Q14. I am confused with the very first 2 lines of the web page:
"For the first ~45 days of the coin (32,768 blocks), there will be no lottery hash winners chosen. To safeguard the network, stakeholder tickets for these blocks will be issued via the crowdfunding platform, in proportion to the quantity pledged."
First sentence says there will be no lottery hash winners "chosen". Chosen by whom/what - yes I read they will be 'randomly selected', is this randomness the same mentioned in the whitepaper? Then second sentence says to safeguard the network tickets will be issued from crowdfunding... so how exactly does crowdfunding secure the network when he with the most $ gets the most votes? Also if the first 45 days of blocks will be exclusively allocated to crowdfunding pre-assigned ticket holders, how exactly does this incentivise any mining?[/quote]

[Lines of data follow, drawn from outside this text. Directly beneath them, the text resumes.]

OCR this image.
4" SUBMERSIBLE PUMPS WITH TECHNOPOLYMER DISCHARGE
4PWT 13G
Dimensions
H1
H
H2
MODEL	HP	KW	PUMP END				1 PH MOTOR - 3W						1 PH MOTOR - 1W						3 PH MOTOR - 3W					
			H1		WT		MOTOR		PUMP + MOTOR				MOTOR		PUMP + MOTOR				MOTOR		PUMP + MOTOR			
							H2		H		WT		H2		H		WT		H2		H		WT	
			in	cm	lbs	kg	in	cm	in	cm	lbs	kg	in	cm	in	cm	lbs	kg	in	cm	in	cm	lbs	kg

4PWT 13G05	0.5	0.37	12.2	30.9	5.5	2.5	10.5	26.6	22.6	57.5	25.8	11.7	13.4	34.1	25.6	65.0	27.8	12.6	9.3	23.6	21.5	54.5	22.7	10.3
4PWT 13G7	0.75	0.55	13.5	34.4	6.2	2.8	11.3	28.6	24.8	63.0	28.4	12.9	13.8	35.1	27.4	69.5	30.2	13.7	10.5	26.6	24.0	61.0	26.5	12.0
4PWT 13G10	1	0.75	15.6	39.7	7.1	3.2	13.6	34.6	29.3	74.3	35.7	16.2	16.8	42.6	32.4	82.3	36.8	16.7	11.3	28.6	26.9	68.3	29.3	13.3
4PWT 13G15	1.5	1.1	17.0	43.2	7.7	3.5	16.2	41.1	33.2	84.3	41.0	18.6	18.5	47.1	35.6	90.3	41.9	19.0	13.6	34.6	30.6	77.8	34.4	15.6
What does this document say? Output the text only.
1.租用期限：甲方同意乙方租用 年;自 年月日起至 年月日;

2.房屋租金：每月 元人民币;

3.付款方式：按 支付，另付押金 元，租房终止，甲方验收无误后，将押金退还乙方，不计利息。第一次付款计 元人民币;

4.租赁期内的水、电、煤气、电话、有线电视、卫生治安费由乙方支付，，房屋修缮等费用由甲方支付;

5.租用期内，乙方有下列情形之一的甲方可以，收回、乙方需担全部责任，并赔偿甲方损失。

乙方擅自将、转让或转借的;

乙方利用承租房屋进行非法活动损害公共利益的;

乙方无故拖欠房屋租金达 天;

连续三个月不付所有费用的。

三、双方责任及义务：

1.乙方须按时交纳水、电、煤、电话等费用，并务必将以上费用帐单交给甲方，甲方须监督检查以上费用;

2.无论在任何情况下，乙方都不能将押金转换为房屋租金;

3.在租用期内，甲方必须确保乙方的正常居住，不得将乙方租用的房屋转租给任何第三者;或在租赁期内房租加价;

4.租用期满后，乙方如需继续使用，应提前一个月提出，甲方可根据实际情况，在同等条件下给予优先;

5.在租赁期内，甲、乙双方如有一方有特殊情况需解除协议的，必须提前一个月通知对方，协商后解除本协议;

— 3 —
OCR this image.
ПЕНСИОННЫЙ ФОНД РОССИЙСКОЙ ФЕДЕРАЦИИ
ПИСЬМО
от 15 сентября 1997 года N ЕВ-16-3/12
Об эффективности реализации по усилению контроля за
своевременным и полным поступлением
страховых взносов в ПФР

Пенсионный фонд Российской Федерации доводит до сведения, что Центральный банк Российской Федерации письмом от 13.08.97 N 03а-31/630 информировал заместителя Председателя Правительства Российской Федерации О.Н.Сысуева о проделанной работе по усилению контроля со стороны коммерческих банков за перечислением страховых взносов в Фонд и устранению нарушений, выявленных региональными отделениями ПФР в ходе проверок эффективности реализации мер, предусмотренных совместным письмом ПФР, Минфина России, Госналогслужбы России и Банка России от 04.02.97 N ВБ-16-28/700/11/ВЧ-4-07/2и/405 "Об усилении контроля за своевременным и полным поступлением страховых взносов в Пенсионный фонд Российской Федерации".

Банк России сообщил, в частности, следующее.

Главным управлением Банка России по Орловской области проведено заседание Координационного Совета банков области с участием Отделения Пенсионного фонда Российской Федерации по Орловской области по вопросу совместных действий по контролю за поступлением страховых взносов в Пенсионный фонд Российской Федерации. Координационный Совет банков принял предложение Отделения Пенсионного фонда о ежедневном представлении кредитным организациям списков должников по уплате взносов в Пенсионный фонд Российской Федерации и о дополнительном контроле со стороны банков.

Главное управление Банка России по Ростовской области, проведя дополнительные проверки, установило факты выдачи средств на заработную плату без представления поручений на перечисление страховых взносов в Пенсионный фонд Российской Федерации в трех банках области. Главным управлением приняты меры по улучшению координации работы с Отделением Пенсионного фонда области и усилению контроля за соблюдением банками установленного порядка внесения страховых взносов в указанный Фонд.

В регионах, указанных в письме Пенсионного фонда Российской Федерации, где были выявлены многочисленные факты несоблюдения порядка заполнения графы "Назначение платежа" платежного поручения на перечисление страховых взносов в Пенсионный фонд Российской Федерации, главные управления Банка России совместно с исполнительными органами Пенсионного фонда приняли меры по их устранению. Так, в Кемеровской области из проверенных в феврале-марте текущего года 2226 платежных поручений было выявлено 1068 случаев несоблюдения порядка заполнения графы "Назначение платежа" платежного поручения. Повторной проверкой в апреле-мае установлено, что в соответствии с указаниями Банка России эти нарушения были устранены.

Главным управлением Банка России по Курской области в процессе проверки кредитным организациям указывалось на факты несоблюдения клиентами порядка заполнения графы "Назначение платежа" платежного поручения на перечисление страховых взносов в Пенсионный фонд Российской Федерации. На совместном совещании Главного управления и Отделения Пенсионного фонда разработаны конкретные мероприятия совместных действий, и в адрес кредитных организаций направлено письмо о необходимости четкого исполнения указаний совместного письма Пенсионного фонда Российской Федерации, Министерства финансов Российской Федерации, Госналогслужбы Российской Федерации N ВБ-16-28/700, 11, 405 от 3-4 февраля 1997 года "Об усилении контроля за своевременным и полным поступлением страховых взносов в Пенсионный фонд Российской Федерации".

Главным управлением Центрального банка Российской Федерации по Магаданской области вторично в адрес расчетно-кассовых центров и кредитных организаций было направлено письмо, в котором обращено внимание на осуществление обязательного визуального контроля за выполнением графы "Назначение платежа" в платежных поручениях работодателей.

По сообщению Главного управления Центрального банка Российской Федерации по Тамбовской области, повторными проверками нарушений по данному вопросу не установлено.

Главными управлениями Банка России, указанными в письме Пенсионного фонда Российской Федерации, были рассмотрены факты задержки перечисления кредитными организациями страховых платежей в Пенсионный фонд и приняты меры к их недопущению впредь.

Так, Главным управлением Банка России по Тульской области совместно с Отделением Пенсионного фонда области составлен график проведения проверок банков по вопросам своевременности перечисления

For the first 45 days I haven't exactly decided how to select ticket winners. We will have the unusual event in which we have exactly 5 tickets available per block (there will be a lot of variance on the actual chain after 45 days) and that we have 5 tickets for any possible lottery winner hash. For the chain to keep going, then, we need to select each lottery winner hash ONCE AND ONLY ONCE for any given block. You can use the current selection method as stated before with a rollover if you hit any lottery winner number that's already been selected before, ensuring that we hit every lottery winner hash once. There needs to be a way to deal with absentee voters at this stage as well. The algorithm as described in the wiki already does, but if we're selecting each ticket once that means eventually we'll come back to those same tickets and at some point the holders will need to vote to keep the chain going -- I guess we can do some kind of checkpointing for the first 45 or so days that is only active when we have a case of PoS tickets never being claimed, just to ensure the chain runs smoothly until we begin to accumulate more PoS tickets via generation.